En réaction au communiqué de presse de ta Fédération des Entreprises du Congo « FEC » du 16 septembre 2009, tendant ingénument à justifier le refus d’exécution de l’Arrêt RA 962 de la Cour Suprême de Justice par des menaces à peine voilées de susciter des émeutes sociales, au motif d’enchérissement des prix des denrées imputable à l’organisme national de protection des consommateurs, l’Office Congolais de Contrôle tient à faire valoir ce qui suit :

Communiqué | OCC | vendredi 18 septembre 2009

1. L’OCC est entièrement dans le respect des textes légaux et réglementaires, tant en ce qui concerné le Décret-loi du 20 mars 1961 sur les prix que du contrat OFIDA-OCC-BIVAC du 30 novembre 2005 relatif à la vérification avant embarquement des marchandises importées en République Démocratique du Congo ainsi que de l’Arrêté Interministériel n° 106/CAB/MIN/FINANCES/2006 et n° 004/CAB/140/MIN.CE/2006 du 16 juin 2006 portant son règlement d’application.

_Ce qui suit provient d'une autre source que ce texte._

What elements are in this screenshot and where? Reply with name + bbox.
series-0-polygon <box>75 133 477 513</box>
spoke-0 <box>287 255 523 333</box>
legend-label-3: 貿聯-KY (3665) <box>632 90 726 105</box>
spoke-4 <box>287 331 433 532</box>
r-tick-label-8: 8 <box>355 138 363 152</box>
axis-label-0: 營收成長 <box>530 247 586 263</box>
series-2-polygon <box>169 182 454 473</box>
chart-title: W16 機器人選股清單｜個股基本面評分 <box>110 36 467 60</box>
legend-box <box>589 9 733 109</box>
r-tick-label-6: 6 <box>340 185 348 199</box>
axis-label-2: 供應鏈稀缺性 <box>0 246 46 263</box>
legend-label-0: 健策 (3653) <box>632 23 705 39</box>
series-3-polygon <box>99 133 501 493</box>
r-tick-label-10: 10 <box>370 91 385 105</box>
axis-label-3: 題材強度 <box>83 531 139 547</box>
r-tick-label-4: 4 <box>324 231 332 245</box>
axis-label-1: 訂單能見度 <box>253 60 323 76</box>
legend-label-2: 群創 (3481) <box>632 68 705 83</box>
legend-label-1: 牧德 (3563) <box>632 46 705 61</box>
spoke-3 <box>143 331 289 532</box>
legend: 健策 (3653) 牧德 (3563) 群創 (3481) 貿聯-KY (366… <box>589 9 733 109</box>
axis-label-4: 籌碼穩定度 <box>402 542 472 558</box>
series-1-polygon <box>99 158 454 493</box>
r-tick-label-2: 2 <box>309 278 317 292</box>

2. Les Attestations de Vérification avant embarquement, soumises préalablement à l’authentification par l’OCC avant les formalités de dédouanement, pour s’assurer de l’exécution du mandat confié à la société étrangère BIVAC International, conformément aux lois et textes légaux de la RDC et à ses intérêts économiques, ne sont pas retenues pour des importations régulièrement effectuées et dont les auteurs sont en règle de paiement aussi bien vis-à-vis de BIVAC que de I’OCC.

3. Toutes les études indépendantes menées à ce jour sur le tarif de I’OCC appliqué au contrôle des importations ont démontré que ce dernier, même à une hauteur supérieure à cette de 3% CIF restaurée par la Cour Suprême de Justice, a un impact nettement dérisoire sur le prix de revient des biens importés.

La valse des prix sur le marché obéit manifestement à d’autres considérations, comme en témoigne leur mouvement pendant toute la période où le tarif de l’OCC est resté figé indûment. L’exécution de l’Arrêt de la Haute Cour, opposable à tous, ne saurait donc aucunement justifier la spéculation entretenue à dessein sur des denrées de première nécessité, du reste importées plus d’une fois de manière irrégulière.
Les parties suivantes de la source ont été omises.